Stella keeps trying to take care of people who seem beyond help. Is the obligation to take care of someone actual affection, or is that just pity?

I wanted to show by the end of the book that you need to move beyond some sense of obligation and begin to feel how your own life is being transformed by what’s happening when you take care of someone. That’s when you get rid of that sense of distance or pity, when you feel like everything you have is bound in this dynamic. That you’re not only giving care, but receiving something from that person. I think where Stella’s relationship to Tilly really changes is when Tilly becomes someone who is just in Stella’s daily life. Stella even begins struggling with the term alcoholic because Tilly is becoming something more than that. She’s a woman who says these really somber, difficult things, who takes a lot of baths, and they end up sharing a life together. Which makes Tilly more than just a set of categorical problems in Stella’s life.

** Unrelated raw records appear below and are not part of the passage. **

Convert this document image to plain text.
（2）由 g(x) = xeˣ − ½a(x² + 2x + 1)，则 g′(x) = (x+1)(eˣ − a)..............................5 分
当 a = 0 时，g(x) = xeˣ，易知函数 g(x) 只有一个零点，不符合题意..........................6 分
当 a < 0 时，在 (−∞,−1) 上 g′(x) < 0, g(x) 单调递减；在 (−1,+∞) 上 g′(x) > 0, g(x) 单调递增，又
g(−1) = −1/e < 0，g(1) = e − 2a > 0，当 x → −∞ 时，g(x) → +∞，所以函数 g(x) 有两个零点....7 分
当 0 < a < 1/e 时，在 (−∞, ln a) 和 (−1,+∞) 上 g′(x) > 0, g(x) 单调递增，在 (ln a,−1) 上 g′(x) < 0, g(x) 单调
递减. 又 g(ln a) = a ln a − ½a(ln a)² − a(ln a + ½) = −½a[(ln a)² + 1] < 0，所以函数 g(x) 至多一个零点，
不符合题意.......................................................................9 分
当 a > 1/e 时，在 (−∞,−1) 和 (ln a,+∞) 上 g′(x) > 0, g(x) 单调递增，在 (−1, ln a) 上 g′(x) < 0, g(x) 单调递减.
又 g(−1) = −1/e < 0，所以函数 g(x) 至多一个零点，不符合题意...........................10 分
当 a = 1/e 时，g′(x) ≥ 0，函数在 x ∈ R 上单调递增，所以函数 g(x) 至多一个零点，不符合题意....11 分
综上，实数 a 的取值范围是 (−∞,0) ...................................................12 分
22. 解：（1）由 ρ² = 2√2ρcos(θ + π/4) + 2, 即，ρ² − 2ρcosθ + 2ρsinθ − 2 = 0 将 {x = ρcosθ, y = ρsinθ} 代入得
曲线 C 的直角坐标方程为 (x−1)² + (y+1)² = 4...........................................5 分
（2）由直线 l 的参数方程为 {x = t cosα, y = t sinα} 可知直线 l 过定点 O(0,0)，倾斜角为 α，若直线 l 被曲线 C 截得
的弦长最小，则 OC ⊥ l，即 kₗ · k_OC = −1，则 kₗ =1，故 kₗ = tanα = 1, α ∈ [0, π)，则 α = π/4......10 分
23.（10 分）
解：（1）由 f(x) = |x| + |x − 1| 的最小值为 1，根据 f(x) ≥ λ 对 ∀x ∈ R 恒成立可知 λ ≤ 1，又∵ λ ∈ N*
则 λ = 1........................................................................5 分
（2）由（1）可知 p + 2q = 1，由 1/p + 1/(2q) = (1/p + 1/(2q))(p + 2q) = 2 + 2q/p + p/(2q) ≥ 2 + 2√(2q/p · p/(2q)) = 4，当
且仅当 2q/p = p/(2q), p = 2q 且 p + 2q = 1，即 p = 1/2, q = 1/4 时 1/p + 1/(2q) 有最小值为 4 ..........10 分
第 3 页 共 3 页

Do you think the fact that twenty-somethings move around so much makes it hard to have these types of relationships?

I think that is such an important thing we take for granted—being an itinerant age group. There’s something free in that, but there’s definitely some pain. My characters go west as a sort of deformed version of all the early American novels, “go west my daughter,” and so forth, and what you end up finding is kind of the opposite of what you were looking for. One of the early titles of the novel was “This West,” where there’s a distinction between the west you imagined and the one you actually found. I lived in the Tenderloin part of San Francisco for a little while and it’s amazing what sorts of urban noise you can get acclimated to.

What’s it like to have a book out in the world, instead of a story that’s tucked away in a magazine?

It was really exciting but also I felt really exposed. There’s nothing to hide behind, you have to stand behind this volume that you want to offer to the world and there’s something really bracing in that. But it’s really an honor, it’s a gift that everyone who reads it will give the time to put some thought into my work.

What are your plans for 2011?

I’ve been working on a new novel for a while. I’m about 100 pages into Infinite Jest. So that should take up a pretty large chunk of the new year.